Nine Inch Nails apparently understood this and took the straight approach: Don’t make free downloads illegal; those downloaders are still your fans, and they may well pay for a concert. Maybe because they were given the free option, so many people felt enticed to pay for the download in the end.
Via Chris Anderson’s Long Tail Blog
As the “music only release” business model becomes more and more unattractive, especially when a physical medium is involved, the year 2009 may bring a lot of success stories around interactive releases that are not seen as mere “records”, but rather as games or applications. There are two main reasons why such concepts may play a bigger role in the future of releasing music:
– New distribution concepts for regular album releases are great if you already have a big name. Then, you can custom-tailor your release strategy to fit the needs of your project and your fans, while receiving a lot of attention from the public and press on the way. This worked well for Radiohead and Nine Inch Nails, but would probably not help an unknown producer in Kreuzberg get her name out.
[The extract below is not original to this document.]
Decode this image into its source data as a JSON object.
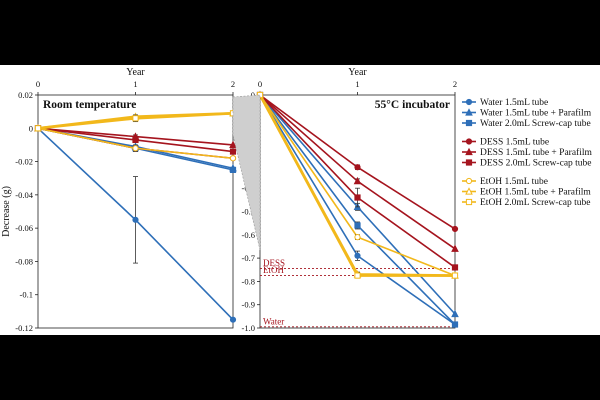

– The app store concept goes hand in hand with the proliferation of ever more powerful, yet more or less closed systems. The ways to get new software onto any regular PC are so diversified, an app store for Windows Vista or Mac OS probably doesn’t have much impact in terms of revenue. However, on platforms that are either closed entirely, like most game consoles or an un-jailbroken iPhone, or that focus on convenience in getting new software onto the device, app stores will likely be the main portals you turn to for new software. And on these platforms, consumers are used to paying money for products. That’s one of the main reasons why they’re so attractive for music releases. Here, control is possible and its exertion doesn’t even bother the end consumers.
There are two sides to this story, really. On the one hand, any system that will help musicians pay their rent (not get insanely rich) with their artistic work should be welcomed, especially in these recessionary times. At the same time, though, we should worry when whole new macro-economies build around a technological platform that is controlled by one company – such as Apple, Sony, RIM, and Nokia, to name only a few. The way to go would be an open standard, a cross-platform application format that would be accepted in the app stores for mobile phones, game consoles, and netbooks alike.